Gaius está de acuerdo con eso. Merlín es complicado cuando se trata de decirle que está trabajando demasiado.

—Si dejaran de coquetear entre ellos, él sería oficialmente la Reina y sería mucho más fácil para él. Esto se está poniendo ridículo. La tensión sexual está por las nubes. ¿Escuchaste la forma en que llamó a Arthur “señor”?

Gaius mira con tristeza la puerta. —No tienen esperanza.

Lancelot asiente. —No. También son ajenos.

—Son un completo desastre —se ríe Gwen.

Gwaine sacude su cabeza. —Pero, la lección aquí, Gaius, es que es muy importante que Merlín sea quien despierte a Arthur por la mañana. Otros sirvientes lo enfurecen mucho a esa hora del día. No le gusta que nadie más que Merlín lo ayude a prepararse. Así que hacemos todo lo posible, usando nuestros limitados poderes, para asegurarnos que eso suceda.

Hay un momento de silencio y consideración antes de que Elyan hable. —¿Qué deberíamos comprarle a Merlín?

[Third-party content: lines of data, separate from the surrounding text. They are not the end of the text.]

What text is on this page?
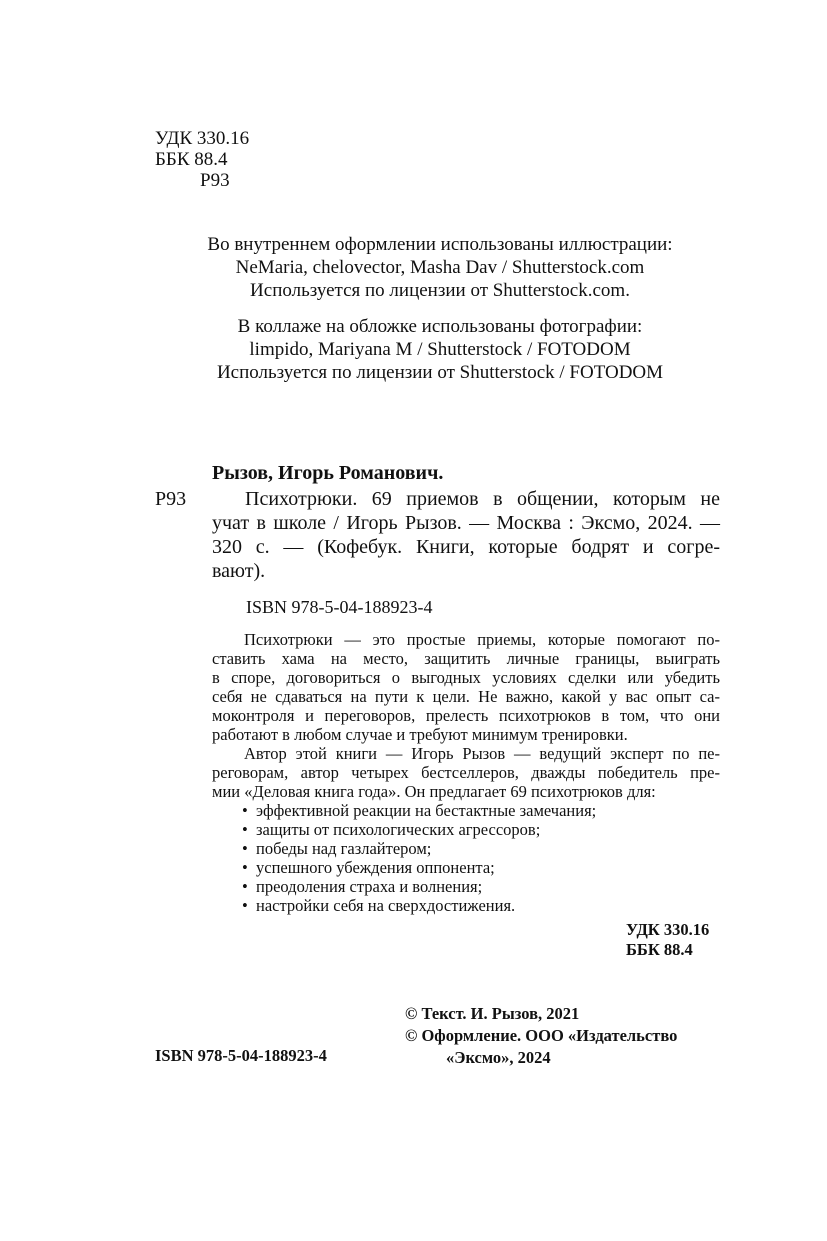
УДК 330.16
ББК 88.4
Р93
Во внутреннем оформлении использованы иллюстрации:
NeMaria, chelovector, Masha Dav / Shutterstock.com
Используется по лицензии от Shutterstock.com.
В коллаже на обложке использованы фотографии:
limpido, Mariyana M / Shutterstock / FOTODOM
Используется по лицензии от Shutterstock / FOTODOM
Рызов, Игорь Романович.
Р93	Психотрюки. 69 приемов в общении, которым не
учат в школе / Игорь Рызов. — Москва : Эксмо, 2024. —
320 с. — (Кофебук. Книги, которые бодрят и согре-
вают).
ISBN 978-5-04-188923-4
Психотрюки — это простые приемы, которые помогают по-
ставить хама на место, защитить личные границы, выиграть
в споре, договориться о выгодных условиях сделки или убедить
себя не сдаваться на пути к цели. Не важно, какой у вас опыт са-
моконтроля и переговоров, прелесть психотрюков в том, что они
работают в любом случае и требуют минимум тренировки.
Автор этой книги — Игорь Рызов — ведущий эксперт по пе-
реговорам, автор четырех бестселлеров, дважды победитель пре-
мии «Деловая книга года». Он предлагает 69 психотрюков для:
• эффективной реакции на бестактные замечания;
• защиты от психологических агрессоров;
• победы над газлайтером;
• успешного убеждения оппонента;
• преодоления страха и волнения;
• настройки себя на сверхдостижения.
УДК 330.16
ББК 88.4
© Текст. И. Рызов, 2021
© Оформление. ООО «Издательство
«Эксмо», 2024
ISBN 978-5-04-188923-4
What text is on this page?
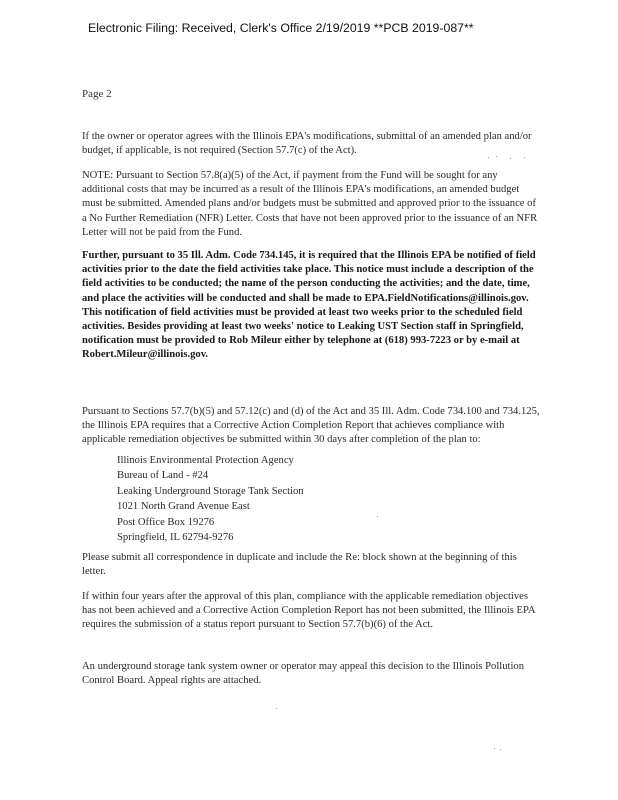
Electronic Filing: Received, Clerk's Office 2/19/2019 **PCB 2019-087**
Page 2
If the owner or operator agrees with the Illinois EPA's modifications, submittal of an amended plan and/or budget, if applicable, is not required (Section 57.7(c) of the Act).
NOTE: Pursuant to Section 57.8(a)(5) of the Act, if payment from the Fund will be sought for any additional costs that may be incurred as a result of the Illinois EPA's modifications, an amended budget must be submitted. Amended plans and/or budgets must be submitted and approved prior to the issuance of a No Further Remediation (NFR) Letter. Costs that have not been approved prior to the issuance of an NFR Letter will not be paid from the Fund.
Further, pursuant to 35 Ill. Adm. Code 734.145, it is required that the Illinois EPA be notified of field activities prior to the date the field activities take place. This notice must include a description of the field activities to be conducted; the name of the person conducting the activities; and the date, time, and place the activities will be conducted and shall be made to EPA.FieldNotifications@illinois.gov. This notification of field activities must be provided at least two weeks prior to the scheduled field activities. Besides providing at least two weeks' notice to Leaking UST Section staff in Springfield, notification must be provided to Rob Mileur either by telephone at (618) 993-7223 or by e-mail at Robert.Mileur@illinois.gov.
Pursuant to Sections 57.7(b)(5) and 57.12(c) and (d) of the Act and 35 Ill. Adm. Code 734.100 and 734.125, the Illinois EPA requires that a Corrective Action Completion Report that achieves compliance with applicable remediation objectives be submitted within 30 days after completion of the plan to:
Illinois Environmental Protection Agency
Bureau of Land - #24
Leaking Underground Storage Tank Section
1021 North Grand Avenue East
Post Office Box 19276
Springfield, IL 62794-9276
Please submit all correspondence in duplicate and include the Re: block shown at the beginning of this letter.
If within four years after the approval of this plan, compliance with the applicable remediation objectives has not been achieved and a Corrective Action Completion Report has not been submitted, the Illinois EPA requires the submission of a status report pursuant to Section 57.7(b)(6) of the Act.
An underground storage tank system owner or operator may appeal this decision to the Illinois Pollution Control Board. Appeal rights are attached.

—Creo que necesita un nuevo par de botas de viaje. Estoy seguro que le encantaría eso.

—Muy bien. Todos tienen que poner algo de dinero. Eso te incluye a ti, Francis. No creas que no te vi debajo de la mesa.

—Las dos caras de una misma moneda —murmura Gaius para sí mismo, casi con reverencia. Independientemente, ha aprendido la lección. Nunca volverá a asistir a una de estas reuniones sin la presencia de Merlín.

 


 

A Merlín le encantan las botas y está un poco confundido por el regalo. Arthur, sintiéndose superado, tiene una capa personalizada para él.